// --+ options: json=compute nostrict +--

/* REMARKS
** -------
**
** Please, firt read the content of contrib1.mod.
**
** I consider the same model as in contrib1.mod, but here we want to obtain the contributions of
** the variables to `ffr` at all lags (individually). To do this we need to add variables for all
** the lags, add corresponding equations (defining the new variables) and add the new variables
** in the dseries objects.
*/

// Declaration of the endogenous variables
var ffr, unrate, cpi;

// Define additional variables
var ffr_lag_1, ffr_lag_2, ffr_lag_3, unrate_lag_1, cpi_lag_4;

// Declaration of the exogenous variables
varexo e_ffr, e_unrate, e_cpi;


// Declare the parameters appearing in the equation to be decomposed.
parameters p_ffr_ffr_lag_1 p_ffr_ffr_lag_2 p_ffr_ffr_lag_3 p_ffr_unrate_lag_1 p_ffr_cpi_lag_4;

// Declaration of the model. Note that you must associate a name to the equations. This is mandatory to
// select the equation for which you need to perform the decomposition.
model;

[name='ffr']
     //ffr = adl(ffr, 'p_ffr_ffr', [1:3]) + adl(unrate, 'p_ffr_unrate', 1) + adl(cpi, 'p_ffr_cpi', [4]);
     ffr = p_ffr_ffr_lag_1*ffr_lag_1 + p_ffr_ffr_lag_2*ffr_lag_2 + p_ffr_ffr_lag_3*ffr_lag_3
           + p_ffr_unrate_lag_1*unrate_lag_1
           + p_ffr_cpi_lag_4*cpi_lag_4;

[name='unrate']
     unrate = adl(unrate, 'p_ffr_unrate', [4 2 5]) + adl(cpi, 'p_unrate_cpi', 6);

[name='cpi']
     cpi = adl(ffr, 'p_cpi_ffr', 2) + adl(cpi, 'p_cpi_cpi', [2]);

// Definitions of the auxiliary variables (we don't need names for these equations).
ffr_lag_1 = ffr(-1);
ffr_lag_2 = ffr(-2);
ffr_lag_3 = ffr(-3);
unrate_lag_1 = unrate(-1);
cpi_lag_4 = cpi(-4);

end;

// Implicit parameters associated to the adl command must be calibrated after the model block.
p_ffr_ffr_lag_1 = 1;
p_ffr_ffr_lag_2 = p_ffr_ffr_lag_1*.5;
p_ffr_ffr_lag_3 = p_ffr_ffr_lag_2*.5;
p_ffr_unrate_lag_1 = 2;
p_ffr_cpi_lag_4 = 3;

// Actual paths for the variables.
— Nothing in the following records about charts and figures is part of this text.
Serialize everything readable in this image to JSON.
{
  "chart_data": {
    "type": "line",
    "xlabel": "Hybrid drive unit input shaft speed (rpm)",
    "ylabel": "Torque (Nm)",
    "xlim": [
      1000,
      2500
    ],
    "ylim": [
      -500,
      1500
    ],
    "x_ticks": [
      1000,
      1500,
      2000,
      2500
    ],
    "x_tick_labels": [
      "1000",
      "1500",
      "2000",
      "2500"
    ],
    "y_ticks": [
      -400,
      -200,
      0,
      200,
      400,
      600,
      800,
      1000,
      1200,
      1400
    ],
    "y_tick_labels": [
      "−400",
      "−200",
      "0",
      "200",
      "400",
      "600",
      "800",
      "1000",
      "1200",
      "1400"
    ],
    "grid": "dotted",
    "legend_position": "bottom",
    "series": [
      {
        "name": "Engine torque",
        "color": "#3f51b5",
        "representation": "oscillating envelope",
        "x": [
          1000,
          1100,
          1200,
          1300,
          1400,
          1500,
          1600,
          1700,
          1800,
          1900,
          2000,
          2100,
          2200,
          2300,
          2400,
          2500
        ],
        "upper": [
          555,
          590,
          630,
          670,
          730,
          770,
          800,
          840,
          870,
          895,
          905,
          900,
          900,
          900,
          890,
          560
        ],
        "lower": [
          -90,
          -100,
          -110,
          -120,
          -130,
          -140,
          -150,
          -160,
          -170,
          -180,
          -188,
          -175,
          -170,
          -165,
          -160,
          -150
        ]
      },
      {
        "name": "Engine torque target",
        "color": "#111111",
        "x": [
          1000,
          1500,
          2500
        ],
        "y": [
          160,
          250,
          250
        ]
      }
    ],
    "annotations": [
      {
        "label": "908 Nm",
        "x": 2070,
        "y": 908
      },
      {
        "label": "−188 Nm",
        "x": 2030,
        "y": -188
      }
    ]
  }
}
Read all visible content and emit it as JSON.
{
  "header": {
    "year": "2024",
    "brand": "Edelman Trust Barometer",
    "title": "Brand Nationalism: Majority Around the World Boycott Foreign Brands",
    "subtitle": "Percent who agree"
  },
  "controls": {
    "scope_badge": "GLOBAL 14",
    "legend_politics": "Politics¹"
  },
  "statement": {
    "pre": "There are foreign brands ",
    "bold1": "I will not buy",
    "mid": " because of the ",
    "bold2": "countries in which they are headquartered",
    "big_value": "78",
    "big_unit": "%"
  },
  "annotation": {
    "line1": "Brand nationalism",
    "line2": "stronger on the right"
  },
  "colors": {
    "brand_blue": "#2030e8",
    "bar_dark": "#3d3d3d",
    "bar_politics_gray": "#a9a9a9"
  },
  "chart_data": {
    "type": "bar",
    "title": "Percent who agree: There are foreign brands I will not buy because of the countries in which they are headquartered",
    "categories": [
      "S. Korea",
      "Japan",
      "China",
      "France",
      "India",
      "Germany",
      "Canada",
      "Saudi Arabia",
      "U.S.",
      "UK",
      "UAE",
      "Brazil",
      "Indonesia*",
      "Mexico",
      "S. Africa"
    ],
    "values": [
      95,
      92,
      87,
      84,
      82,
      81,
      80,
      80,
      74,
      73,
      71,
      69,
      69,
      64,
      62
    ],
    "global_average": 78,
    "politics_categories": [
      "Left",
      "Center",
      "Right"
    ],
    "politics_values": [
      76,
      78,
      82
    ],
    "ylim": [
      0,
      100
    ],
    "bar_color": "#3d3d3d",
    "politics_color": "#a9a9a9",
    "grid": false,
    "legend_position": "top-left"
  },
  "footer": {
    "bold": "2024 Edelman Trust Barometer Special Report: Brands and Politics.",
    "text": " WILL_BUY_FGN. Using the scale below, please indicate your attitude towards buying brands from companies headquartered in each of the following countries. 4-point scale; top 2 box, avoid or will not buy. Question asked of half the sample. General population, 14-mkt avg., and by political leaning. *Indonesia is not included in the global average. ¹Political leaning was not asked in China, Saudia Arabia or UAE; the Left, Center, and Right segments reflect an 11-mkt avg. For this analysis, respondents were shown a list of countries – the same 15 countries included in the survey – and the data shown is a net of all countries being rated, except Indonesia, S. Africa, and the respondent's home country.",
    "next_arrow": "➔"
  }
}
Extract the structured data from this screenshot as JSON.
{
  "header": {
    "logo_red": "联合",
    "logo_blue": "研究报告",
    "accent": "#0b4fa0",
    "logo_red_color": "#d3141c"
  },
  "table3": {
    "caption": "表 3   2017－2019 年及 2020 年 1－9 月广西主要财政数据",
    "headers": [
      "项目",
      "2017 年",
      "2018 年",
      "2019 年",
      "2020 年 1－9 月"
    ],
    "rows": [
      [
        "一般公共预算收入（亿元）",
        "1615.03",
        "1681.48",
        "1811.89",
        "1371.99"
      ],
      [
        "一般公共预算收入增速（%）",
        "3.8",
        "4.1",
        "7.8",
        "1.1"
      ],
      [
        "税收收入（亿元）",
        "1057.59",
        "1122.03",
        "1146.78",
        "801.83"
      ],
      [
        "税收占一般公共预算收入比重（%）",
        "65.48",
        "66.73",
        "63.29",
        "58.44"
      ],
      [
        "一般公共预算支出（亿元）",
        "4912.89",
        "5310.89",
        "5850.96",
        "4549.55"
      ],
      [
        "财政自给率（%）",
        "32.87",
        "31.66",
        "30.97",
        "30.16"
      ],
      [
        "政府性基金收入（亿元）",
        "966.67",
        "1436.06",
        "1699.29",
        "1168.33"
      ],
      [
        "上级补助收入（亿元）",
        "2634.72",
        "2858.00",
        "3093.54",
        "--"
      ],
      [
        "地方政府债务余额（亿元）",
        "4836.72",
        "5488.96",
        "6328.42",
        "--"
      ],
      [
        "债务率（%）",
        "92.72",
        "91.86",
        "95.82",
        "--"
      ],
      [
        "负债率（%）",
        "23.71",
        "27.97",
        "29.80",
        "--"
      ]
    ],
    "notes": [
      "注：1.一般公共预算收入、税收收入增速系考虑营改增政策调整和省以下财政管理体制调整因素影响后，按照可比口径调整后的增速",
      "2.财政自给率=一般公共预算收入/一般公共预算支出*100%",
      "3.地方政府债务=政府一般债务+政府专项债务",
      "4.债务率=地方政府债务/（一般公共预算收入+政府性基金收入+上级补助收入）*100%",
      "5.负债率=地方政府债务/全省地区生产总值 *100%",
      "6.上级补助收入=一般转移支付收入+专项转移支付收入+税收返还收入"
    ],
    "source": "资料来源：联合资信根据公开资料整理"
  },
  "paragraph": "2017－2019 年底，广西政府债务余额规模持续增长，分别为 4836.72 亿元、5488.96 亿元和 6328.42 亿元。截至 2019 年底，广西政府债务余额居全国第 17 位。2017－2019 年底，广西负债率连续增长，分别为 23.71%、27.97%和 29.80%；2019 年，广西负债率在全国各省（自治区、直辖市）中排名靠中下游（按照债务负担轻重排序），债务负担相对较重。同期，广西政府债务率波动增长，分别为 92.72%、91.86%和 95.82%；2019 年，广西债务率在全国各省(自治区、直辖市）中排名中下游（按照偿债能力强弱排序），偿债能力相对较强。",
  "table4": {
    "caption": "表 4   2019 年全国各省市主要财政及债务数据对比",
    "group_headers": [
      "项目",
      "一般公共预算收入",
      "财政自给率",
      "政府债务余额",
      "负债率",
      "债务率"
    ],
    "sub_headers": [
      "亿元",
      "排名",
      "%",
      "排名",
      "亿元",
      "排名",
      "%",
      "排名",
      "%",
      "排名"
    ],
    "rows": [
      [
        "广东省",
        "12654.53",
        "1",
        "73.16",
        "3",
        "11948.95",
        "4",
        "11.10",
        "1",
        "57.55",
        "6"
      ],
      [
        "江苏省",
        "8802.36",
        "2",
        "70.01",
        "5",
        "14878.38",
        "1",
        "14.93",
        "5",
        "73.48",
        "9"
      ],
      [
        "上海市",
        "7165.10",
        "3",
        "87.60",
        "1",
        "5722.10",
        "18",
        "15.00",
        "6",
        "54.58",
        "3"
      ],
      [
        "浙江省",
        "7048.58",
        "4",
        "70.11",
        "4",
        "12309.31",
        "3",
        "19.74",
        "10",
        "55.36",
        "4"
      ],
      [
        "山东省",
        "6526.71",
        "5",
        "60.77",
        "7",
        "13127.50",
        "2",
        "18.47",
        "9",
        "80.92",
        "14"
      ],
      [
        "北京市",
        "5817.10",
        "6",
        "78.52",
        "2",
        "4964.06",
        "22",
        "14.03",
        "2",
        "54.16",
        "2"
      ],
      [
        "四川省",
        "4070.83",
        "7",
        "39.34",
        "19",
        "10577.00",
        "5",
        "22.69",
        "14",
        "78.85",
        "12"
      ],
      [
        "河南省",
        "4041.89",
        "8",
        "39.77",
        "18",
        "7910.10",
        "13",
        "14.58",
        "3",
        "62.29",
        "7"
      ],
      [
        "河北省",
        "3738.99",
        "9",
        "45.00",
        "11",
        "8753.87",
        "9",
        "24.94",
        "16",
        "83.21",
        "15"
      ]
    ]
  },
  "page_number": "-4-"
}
You migth instead do a stochastic simulation of the model
// to define these paths.
ds1 = dseries(randn(30, 3), 1990Q1, {'ffr', 'unrate', 'cpi'});

// Create auxiliary variables as dseries objects
verbatim;

  ffr_lag_1 = dseries(ds1.ffr(-1).data, ds1.firstdate, 'ffr_lag_1');
  ffr_lag_2 = dseries(ds1.ffr(-2).data, ds1.firstdate, 'ffr_lag_2');
  ffr_lag_3 = dseries(ds1.ffr(-3).data, ds1.firstdate, 'ffr_lag_3');
  unrate_lag_1 = dseries(ds1.unrate(-1).data, ds1.firstdate, 'unrate_lag_1');
  cpi_lag_4 = dseries(ds1.cpi(-4).data, ds1.firstdate, 'cpi_lag_4');

end;

// Put them in ds1
ds1 = [ds1, ffr_lag_1, ffr_lag_2, ffr_lag_3, unrate_lag_1, cpi_lag_4];

// Baseline paths for the variables.
ds0 = dseries(zeros(30, 8), 1990Q1, {'ffr', 'unrate', 'cpi', 'ffr_lag_1', 'ffr_lag_2', 'ffr_lag_3', 'unrate_lag_1', 'cpi_lag_4'});

/* Trigger the decomposition in levels of an equation
**
** - First argument (ffr) is the name of the equation to be decomposed.
** - Second argument (ds1) is a dseries object containing the actual paths of the endogenous and exogenous variables.
** - Third argument (ds0) is a dseries object containing the baseline paths of the endogenous and exogenous variables.
**
** If there is no error (missing variables, undefined equations, ...) a figure will pop up with displaying the
** contributions of the variables appearing on the right hand side of equation `ffr`.
*/

plot_contributions ffr ds1 ds0 ;